Description
I was testing the latest version of xarray (0.12.3) from the conda-forge channel and this broke some code I had. Under the defaults installation not using conda-forge (xarray=0.12.1), the following code works correctly with desired output:
Test code
import pandas as pd
import xarray as xr
import numpy as np
s_date = '1990-01-01'
e_date = '2019-05-01'
days = pd.date_range(start=s_date, end=e_date, freq='B', name='day')
items = pd.Index([str(i) for i in range(300)], name = 'item')
dat = xr.DataArray(np.random.rand(len(days), len(items)), coords=[days, items])
dat_chunk = dat.chunk({'item': 20})
dat_mean = dat_chunk.rolling(day=10).mean()
print(dat_chunk)
print(' ')
print(dat_mean)
dat_std_avg = dat_mean.rolling(day=250).std()
print(' ')
print(dat_std_avg)
Output (correct) with xarray=0.12.1 - note the chunksizes
<xarray.DataArray (day: 7653, item: 300)>
dask.array<shape=(7653, 300), dtype=float64, chunksize=(7653, 20)>
Coordinates:
* day (day) datetime64[ns] 1990-01-01 1990-01-02 ... 2019-05-01
* item (item) object '0' '1' '2' '3' '4' ... '295' '296' '297' '298' '299'
<xarray.DataArray '_trim-8c9287bf114d61cb3ad74780465cd19f' (day: 7653, item: 300)>
dask.array<shape=(7653, 300), dtype=float64, chunksize=(7653, 20)>
Coordinates:
* day (day) datetime64[ns] 1990-01-01 1990-01-02 ... 2019-05-01
* item (item) object '0' '1' '2' '3' '4' ... '295' '296' '297' '298' '299'
<xarray.DataArray '_trim-2ee90b6c2f29f71a7798a204a4ad3305' (day: 7653, item: 300)>
dask.array<shape=(7653, 300), dtype=float64, chunksize=(7653, 20)>
Coordinates:
* day (day) datetime64[ns] 1990-01-01 1990-01-02 ... 2019-05-01
* item (item) object '0' '1' '2' '3' '4' ... '295' '296' '297' '298' '299'
Output (now failing) with xarray=0.12.3 (note the chunksizes)
<xarray.DataArray (day: 7653, item: 300)>
dask.array<shape=(7653, 300), dtype=float64, chunksize=(7653, 20)>
Coordinates:
* day (day) datetime64[ns] 1990-01-01 1990-01-02 ... 2019-05-01
* item (item) object '0' '1' '2' '3' '4' ... '295' '296' '297' '298' '299'
<xarray.DataArray (day: 7653, item: 300)>
dask.array<shape=(7653, 300), dtype=float64, chunksize=(5, 20)>
Coordinates:
* day (day) datetime64[ns] 1990-01-01 1990-01-02 ... 2019-05-01
* item (item) object '0' '1' '2' '3' '4' ... '295' '296' '297' '298' '299'
---------------------------------------------------------------------------
ValueError Traceback (most recent call last)
...
ValueError: For window size 250, every chunk should be larger than 125, but the smallest chunk size is 5. Rechunk your array
with a larger chunk size or a chunk size that
more evenly divides the shape of your array.
Problem Description
Using dask + rolling + xarray=0.12.3 appears to add undesirable chunking in a new dimension which was not the case previously using xarray=0.12.1 This additional chunking made the the queuing of a further rolling operation fail with a ValueError.
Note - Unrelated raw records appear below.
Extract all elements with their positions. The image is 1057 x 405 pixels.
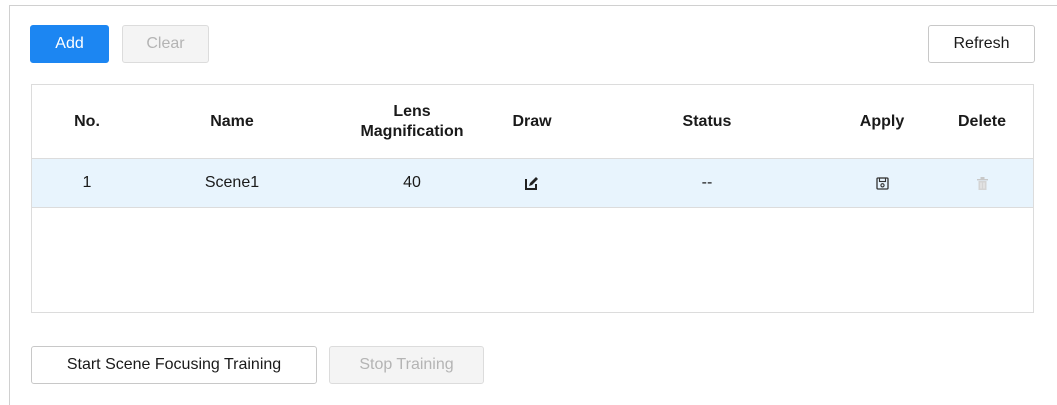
clear-button[interactable]: Clear bbox=[122, 25, 209, 63]
start-scene-focusing-training-button[interactable]: Start Scene Focusing Training bbox=[31, 346, 317, 384]
header-draw: Draw bbox=[512, 112, 552, 130]
header-status: Status bbox=[682, 112, 732, 130]
scene-table: No. Name Lens Magnification Draw Status … bbox=[31, 84, 1034, 313]
trash-icon[interactable] bbox=[937, 159, 1027, 207]
header-delete: Delete bbox=[957, 112, 1007, 130]
add-button[interactable]: Add bbox=[30, 25, 109, 63]
save-icon[interactable] bbox=[842, 159, 922, 207]
cell-no: 1 bbox=[82, 174, 92, 191]
header-lens-line2: Magnification bbox=[360, 122, 464, 140]
header-name: Name bbox=[210, 112, 254, 130]
table-row[interactable]: 1 Scene1 40 -- bbox=[32, 159, 1033, 208]
table-header: No. Name Lens Magnification Draw Status … bbox=[32, 85, 1033, 159]
edit-icon[interactable] bbox=[492, 159, 572, 207]
cell-lens-magnification: 40 bbox=[403, 174, 421, 191]
header-no: No. bbox=[74, 112, 100, 130]
header-lens-magnification: Lens Magnification bbox=[332, 85, 492, 158]
cell-status: -- bbox=[701, 174, 713, 191]
refresh-button[interactable]: Refresh bbox=[928, 25, 1035, 63]
stop-training-button[interactable]: Stop Training bbox=[329, 346, 484, 384]
header-lens-line1: Lens bbox=[393, 102, 431, 120]
header-apply: Apply bbox=[859, 112, 905, 130]
cell-name: Scene1 bbox=[204, 174, 260, 191]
This (at the very least) makes queuing dask based delayed operations difficult when multiple rolling operations are used.
Output of xr.show_versions()
for the not working version
xarray: 0.12.3
pandas: 0.25.1
numpy: 1.16.4
scipy: 1.3.1
netCDF4: 1.4.2
pydap: None
h5netcdf: None
h5py: 2.9.0
Nio: None
zarr: None
cftime: 1.0.3.4
nc_time_axis: None
PseudoNetCDF: None
rasterio: None
cfgrib: None
iris: None
bottleneck: 1.2.1
dask: 2.3.0
distributed: 2.3.2
matplotlib: 3.1.1
cartopy: None
seaborn: 0.9.0
numbagg: None
setuptools: 41.0.1
pip: 19.2.2
conda: 4.7.11
pytest: None
IPython: 7.8.0
sphinx: None
Apologies if this issue is reported, I was unable to find a case that appeared equivalent.